Absolutely agree with Karen- electric makes life easier if you can get it in your barn - lights, heat lamps if needed, disbudding irons, etc. etc.

If you are starting out I would concentrate on one breed. So much to learn with each, and with your herd being small, much easier to manage and build your preferences and quality.


----------



## groovyoldlady (Jul 21, 2011)

I started out with just one Nubian and one Nigerian. They shared a pen and a stall and did fine together. I'm sure it depends on their individual temperaments.

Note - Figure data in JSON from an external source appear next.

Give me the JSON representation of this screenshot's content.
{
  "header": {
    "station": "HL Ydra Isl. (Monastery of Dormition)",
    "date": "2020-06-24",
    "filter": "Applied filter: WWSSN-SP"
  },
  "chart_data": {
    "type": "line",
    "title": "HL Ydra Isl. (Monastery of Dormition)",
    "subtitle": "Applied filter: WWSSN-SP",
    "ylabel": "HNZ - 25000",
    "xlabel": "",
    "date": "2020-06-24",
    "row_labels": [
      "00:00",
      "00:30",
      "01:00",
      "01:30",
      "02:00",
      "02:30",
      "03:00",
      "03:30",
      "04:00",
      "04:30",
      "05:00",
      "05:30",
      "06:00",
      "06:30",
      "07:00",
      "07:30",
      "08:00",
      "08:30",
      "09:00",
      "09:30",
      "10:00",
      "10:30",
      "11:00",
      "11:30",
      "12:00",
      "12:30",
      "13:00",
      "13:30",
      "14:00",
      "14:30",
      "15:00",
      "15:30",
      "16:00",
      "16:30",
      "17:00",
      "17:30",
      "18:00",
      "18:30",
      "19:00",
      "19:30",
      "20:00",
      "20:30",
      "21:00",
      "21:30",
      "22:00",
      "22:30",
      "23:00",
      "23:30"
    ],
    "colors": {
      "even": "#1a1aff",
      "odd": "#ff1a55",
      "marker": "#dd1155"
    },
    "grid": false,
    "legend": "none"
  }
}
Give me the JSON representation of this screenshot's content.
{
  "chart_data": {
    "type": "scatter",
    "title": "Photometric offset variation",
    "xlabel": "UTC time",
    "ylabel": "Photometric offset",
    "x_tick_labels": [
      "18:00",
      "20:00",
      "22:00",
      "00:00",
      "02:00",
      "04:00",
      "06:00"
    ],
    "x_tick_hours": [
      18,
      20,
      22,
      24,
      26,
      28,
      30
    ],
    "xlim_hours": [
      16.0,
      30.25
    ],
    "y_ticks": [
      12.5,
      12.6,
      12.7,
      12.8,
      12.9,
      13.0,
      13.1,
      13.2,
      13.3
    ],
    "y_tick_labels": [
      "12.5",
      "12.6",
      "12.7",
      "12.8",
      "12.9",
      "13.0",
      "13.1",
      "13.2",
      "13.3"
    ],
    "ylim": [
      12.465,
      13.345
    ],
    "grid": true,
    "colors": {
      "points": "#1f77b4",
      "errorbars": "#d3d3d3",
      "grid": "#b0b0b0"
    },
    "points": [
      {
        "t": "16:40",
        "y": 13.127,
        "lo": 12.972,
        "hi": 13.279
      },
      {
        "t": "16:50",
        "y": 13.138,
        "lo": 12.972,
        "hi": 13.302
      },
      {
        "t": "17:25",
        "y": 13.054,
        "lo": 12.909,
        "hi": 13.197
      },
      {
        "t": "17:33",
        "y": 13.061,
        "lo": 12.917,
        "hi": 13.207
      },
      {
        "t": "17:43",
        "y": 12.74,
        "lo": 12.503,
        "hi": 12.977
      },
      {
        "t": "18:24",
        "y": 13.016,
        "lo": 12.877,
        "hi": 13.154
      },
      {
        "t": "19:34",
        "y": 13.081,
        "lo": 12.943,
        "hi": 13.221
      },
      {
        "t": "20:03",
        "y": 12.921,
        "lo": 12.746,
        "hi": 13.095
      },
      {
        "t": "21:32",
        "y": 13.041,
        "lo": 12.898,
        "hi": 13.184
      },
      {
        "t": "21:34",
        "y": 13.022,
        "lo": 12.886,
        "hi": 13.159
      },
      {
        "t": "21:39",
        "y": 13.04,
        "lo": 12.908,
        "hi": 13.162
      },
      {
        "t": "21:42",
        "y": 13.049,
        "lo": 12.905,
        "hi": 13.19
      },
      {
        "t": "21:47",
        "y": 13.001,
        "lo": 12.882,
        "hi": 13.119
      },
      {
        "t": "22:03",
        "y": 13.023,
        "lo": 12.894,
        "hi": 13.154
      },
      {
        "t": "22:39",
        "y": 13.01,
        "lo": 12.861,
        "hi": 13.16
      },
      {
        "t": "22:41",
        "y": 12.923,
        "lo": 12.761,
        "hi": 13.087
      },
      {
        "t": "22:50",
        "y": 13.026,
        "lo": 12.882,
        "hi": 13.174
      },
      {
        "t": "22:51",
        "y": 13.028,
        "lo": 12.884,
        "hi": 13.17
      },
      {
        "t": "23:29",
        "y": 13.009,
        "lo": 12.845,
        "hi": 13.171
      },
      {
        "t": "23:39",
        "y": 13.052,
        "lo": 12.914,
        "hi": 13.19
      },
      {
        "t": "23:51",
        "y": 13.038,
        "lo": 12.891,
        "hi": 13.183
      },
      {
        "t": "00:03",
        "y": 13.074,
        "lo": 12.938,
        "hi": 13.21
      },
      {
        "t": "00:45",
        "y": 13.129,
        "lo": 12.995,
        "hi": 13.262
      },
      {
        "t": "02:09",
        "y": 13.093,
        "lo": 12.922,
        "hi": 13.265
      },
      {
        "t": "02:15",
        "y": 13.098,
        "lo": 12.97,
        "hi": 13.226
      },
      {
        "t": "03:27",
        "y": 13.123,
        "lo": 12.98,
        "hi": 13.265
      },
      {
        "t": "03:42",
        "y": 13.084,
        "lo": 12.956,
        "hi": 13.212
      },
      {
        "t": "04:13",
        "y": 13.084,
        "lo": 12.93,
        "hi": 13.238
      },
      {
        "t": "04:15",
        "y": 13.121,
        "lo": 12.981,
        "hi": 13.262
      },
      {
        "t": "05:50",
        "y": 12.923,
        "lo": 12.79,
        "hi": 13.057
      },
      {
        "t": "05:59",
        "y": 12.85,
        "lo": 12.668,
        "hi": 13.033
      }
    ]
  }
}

Chickens can be wonderful to keep with/near your goats. They eat parasites!!! However, you need to make sure the goats cannot get to the chicken feed and that the chickens can't roost above the feed or water of your goats.


----------



## catharina (Mar 17, 2016)

How about 2 Mini Nubians? They're cute!


----------



## goathiker (Apr 14, 2011)

The bad thing about chickens is the fine patina of poop dust that coats everything around their area for a surprisingly far distance. It gets into and on everything. It's truly impossible to have a clean sanitary barn when it's coated in chicken dust.


----------



## HobbyFarm (Oct 13, 2016)

I cannot find a breeder who breeds mini goats only nigerian dwarfs and full size


----------



## Redbarngoatfarm (Jul 8, 2015)

The small ones are hiding  What state/part of the country are you in?


----------



## HobbyFarm (Oct 13, 2016)

Western NY south of Buffalo close to Erie , PA.


----------



## Redbarngoatfarm (Jul 8, 2015)

http://www.udderlytopnotchnigerians.com/

they are very knowledgeable and would likely be able to point you in the right direction, located in Little Valley NY, I think that's not too far...


----------



## catharina (Mar 17, 2016)

Sometimes you have to go sort of far to get the goats you want. A couple little ones can fit in a big dog carrier though, so it's not such a big deal--not like buying a horse. You don't even need a truck. One advantage would be that then you'd be the only breeder in your area & the kids should sell OK. You'd have to figure out how you could get your does bred though, if the nearest buck is a day away.


----------